FIG. 2 schematic diagram of the heat recycling system where a heating device is added as an added on device according to claim 9;

FIG. 3 schematic diagram of the heat recycling system where solar cell is installed as an added on device according to claim 12;

FIG. 4 schematic diagram of the heat recycling system where a fan is installed as an added on device according to claim 13;

FIG. 5 schematic diagram of the heat recycling system with the prism, convex lens or concave mirror being included according to claim 25;

FIG. 6 schematic diagram of the heat recycling system when the insulating layer is aligned to wrap around the compartment holding the thermal storage materials;

FIG. 7 schematic diagram of the heat recycling system when the insulating layer is aligned in a way which least induced least contact with the compartment holding the thermal storage materials;

FIG. 8 schematic diagram of the heat recycling system where a surface is coated with photocatalytic oxidation materials;

FIG. 9 schematic diagram of the heat recycling system when installed with timer, temperature sensor, light intensity meter;

FIG. 10 indicates the temperature different applying and not applying the heat recycling system inside a vehicle;

FIG. 11 indicates the air quality upon the application of air freshener which contain the heat recycling system of this invention.

DESCRIPTION OF THE PREFERRED EMBODIMENTS

FIG. 1 illustrates a basic setup for this invention, absorptive materials (105) is put into a compartment, enclosing it is the compartment (101) containing the thermal storage materials (104). The materials of the whole setup shall be made of stainless steel or any materials which resist to the chemical change. The compartment (101) for holding the thermal storage materials is preferably of a shinny internal surface (103). It is preferably to have a dark and rough outer surface (102). In such case, the internal shinny surface help to improve preservation heat by enhancing the internal radiation, while the black and dark outer surface improves the heat absorptivity.

The materials of the compartment for holding absorptive materials and thermal storage materials shall be made of metal, such as aluminum, tin, iron, silver, copper, gold, lead or any metals or materials that have a high thermal conductivities. They can be of any shapes and sizes.

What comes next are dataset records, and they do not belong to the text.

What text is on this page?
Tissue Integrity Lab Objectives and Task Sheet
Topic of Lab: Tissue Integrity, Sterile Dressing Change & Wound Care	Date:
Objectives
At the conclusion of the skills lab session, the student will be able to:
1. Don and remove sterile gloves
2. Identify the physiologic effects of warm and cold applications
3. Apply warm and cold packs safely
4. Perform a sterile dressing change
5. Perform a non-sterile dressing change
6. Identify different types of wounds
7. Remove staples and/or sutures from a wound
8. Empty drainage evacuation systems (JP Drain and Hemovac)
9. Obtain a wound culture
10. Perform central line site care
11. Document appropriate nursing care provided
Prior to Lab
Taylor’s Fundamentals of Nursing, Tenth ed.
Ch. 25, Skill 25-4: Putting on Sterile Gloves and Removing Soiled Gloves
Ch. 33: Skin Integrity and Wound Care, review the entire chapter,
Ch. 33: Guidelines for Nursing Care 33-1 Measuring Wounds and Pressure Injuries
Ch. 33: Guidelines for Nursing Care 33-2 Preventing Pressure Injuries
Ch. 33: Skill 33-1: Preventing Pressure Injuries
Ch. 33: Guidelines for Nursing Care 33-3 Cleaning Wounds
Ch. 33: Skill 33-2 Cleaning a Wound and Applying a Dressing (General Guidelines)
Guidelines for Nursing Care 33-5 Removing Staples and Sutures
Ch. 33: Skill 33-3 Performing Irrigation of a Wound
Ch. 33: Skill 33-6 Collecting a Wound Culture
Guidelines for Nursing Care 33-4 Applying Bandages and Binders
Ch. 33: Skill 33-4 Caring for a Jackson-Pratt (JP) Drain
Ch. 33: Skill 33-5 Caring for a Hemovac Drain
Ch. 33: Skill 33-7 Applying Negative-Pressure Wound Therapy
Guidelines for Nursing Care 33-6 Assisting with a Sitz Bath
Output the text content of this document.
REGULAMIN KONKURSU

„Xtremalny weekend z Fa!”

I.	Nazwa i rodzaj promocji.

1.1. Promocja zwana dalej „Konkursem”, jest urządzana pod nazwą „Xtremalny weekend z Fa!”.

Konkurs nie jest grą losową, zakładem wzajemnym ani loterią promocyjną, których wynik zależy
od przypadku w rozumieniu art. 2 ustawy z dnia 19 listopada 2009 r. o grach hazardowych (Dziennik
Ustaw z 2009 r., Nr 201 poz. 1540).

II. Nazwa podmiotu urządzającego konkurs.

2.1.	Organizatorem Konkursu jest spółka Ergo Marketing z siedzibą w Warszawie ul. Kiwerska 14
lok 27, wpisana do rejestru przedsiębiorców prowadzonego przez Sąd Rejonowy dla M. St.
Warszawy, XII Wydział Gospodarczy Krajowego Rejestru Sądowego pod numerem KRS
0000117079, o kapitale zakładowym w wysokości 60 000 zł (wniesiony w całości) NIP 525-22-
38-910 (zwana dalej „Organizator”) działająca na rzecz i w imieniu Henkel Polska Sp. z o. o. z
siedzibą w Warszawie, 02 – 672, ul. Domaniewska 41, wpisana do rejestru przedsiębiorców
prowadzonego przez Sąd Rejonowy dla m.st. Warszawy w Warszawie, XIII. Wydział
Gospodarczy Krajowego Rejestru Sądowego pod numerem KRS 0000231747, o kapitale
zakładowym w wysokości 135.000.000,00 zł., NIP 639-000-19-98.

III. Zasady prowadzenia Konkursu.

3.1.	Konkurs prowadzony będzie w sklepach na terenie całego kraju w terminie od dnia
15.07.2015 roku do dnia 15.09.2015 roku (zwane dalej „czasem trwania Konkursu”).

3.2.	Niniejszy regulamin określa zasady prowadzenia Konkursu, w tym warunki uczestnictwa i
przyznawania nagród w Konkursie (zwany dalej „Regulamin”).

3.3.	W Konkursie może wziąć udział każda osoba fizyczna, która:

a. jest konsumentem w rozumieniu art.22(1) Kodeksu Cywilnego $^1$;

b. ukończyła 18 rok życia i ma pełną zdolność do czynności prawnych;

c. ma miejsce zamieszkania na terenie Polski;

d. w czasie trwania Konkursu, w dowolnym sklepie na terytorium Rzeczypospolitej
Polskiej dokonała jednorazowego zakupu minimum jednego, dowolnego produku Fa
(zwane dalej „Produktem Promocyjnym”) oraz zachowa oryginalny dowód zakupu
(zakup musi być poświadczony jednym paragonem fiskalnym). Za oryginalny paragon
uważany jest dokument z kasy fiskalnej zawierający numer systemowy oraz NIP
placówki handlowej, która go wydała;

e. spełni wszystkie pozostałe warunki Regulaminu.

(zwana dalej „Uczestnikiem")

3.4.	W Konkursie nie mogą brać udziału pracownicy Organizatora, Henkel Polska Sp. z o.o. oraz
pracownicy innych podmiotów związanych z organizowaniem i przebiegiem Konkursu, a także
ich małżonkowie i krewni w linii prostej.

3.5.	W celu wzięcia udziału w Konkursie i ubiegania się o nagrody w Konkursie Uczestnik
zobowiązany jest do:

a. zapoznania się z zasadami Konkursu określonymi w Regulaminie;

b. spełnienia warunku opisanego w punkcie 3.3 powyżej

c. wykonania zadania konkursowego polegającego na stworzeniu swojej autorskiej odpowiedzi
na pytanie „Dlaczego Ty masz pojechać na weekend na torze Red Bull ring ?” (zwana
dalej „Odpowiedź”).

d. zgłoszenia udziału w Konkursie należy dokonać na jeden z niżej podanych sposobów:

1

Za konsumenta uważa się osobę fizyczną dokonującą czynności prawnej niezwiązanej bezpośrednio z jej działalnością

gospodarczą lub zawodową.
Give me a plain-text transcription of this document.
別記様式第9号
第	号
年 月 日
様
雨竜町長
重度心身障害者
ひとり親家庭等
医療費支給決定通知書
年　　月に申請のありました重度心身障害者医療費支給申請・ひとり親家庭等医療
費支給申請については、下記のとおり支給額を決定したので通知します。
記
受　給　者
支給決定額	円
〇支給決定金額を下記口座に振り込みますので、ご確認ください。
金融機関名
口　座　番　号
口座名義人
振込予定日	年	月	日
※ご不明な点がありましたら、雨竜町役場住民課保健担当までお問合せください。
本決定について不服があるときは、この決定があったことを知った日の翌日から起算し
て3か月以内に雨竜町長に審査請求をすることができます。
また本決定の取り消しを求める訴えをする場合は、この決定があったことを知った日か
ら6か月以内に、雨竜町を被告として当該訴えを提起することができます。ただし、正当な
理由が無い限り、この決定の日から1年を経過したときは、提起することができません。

Thermal storage materials (104) is Carbonate salt. Such as: Lithium Carbonate, Hydrates of Lithium Carbonate, Sodium Carbonate, Hydrates of Sodium Carbonate, Potassium Carbonate, Hydrates of Potassium Carbonate, Magnesium Carbonate, Hydrates of Magnesium Carbonate, Calcium Carbonate, Hydrates of Calcium Carbonate, Beryllium Carbonate, Hydrates of Beryllium Carbonate, Aluminum Carbonate, Hydrates of Aluminum Carbonate, and mixtures thereof.

Thermal storage materials could also be hydrated salts of Lithium Chloride, Magnesium Chloride, Magnesium Sulfate, Sodium Sulfate, Aluminum Oxide, Aluminum Sulfate, Aluminum Fluoride, Aluminum Nitrate, Lithium Nitrate, Sodium Borate, Beryllium Sulfate, Sodium Phosphate, Calcium Chloride, Zinc Sulfate, Aluminum Chloride, Zinc Chloride and mixtures thereof.

Thermal storage materials could also be salt of an organic acid is selected from the group consisting of lithium formate, a hydrate of lithium formate, beryllium formate, a hydrate of beryllium formate, sodium formate, a hydrate of sodium formate, magnesium formate, a hydrate of magnesium formate, aluminum formate, a hydrate of aluminum formate, potassium formate, a hydrate of potassium formate, calcium formate, a hydrate of calcium formate, ammonium formate, a hydrate of ammonium formate, lithium acetate, a hydrate of lithium acetate, beryllium acetate, a hydrate of beryllium acetate, sodium acetate, a hydrate of sodium acetate, magnesium acetate, a hydrate of magnesium acetate, aluminum acetate, a hydrate of aluminum acetate, potassium acetate, a hydrate of potassium acetate, calcium acetate, a hydrate of calcium acetate, ammonium acetate, a hydrate of ammonium, lithium propionate, a hydrate of lithium propionate, beryllium propionate, a hydrate of beryllium propionate, sodium propionate, a hydrate of sodium propionate, magnesium propionate, a hydrate of magnesium propionate, aluminum propionate, a hydrate of aluminum propionate, potassium propionate, a hydrate of potassium propionate, calcium propionate, a hydrate of calcium propionate, ammonium propionate, a hydrate of ammonium propionate, lithium butyrate, a hydrate of lithium butyrate, beryllium butyrate, a hydrate of beryllium butyrate, sodium butyrate, a hydrate of sodium butyrate, magnesium butyrate, a hydrate of magnesium butyrate, aluminum butyrate, a hydrate of aluminum butyrate, potassium butyrate, a hydrate of potassium butyrate, calcium butyrate, a hydrate of calcium butyrate, ammonium butyrate, a hydrate of ammonium butyrate, and mixtures thereof.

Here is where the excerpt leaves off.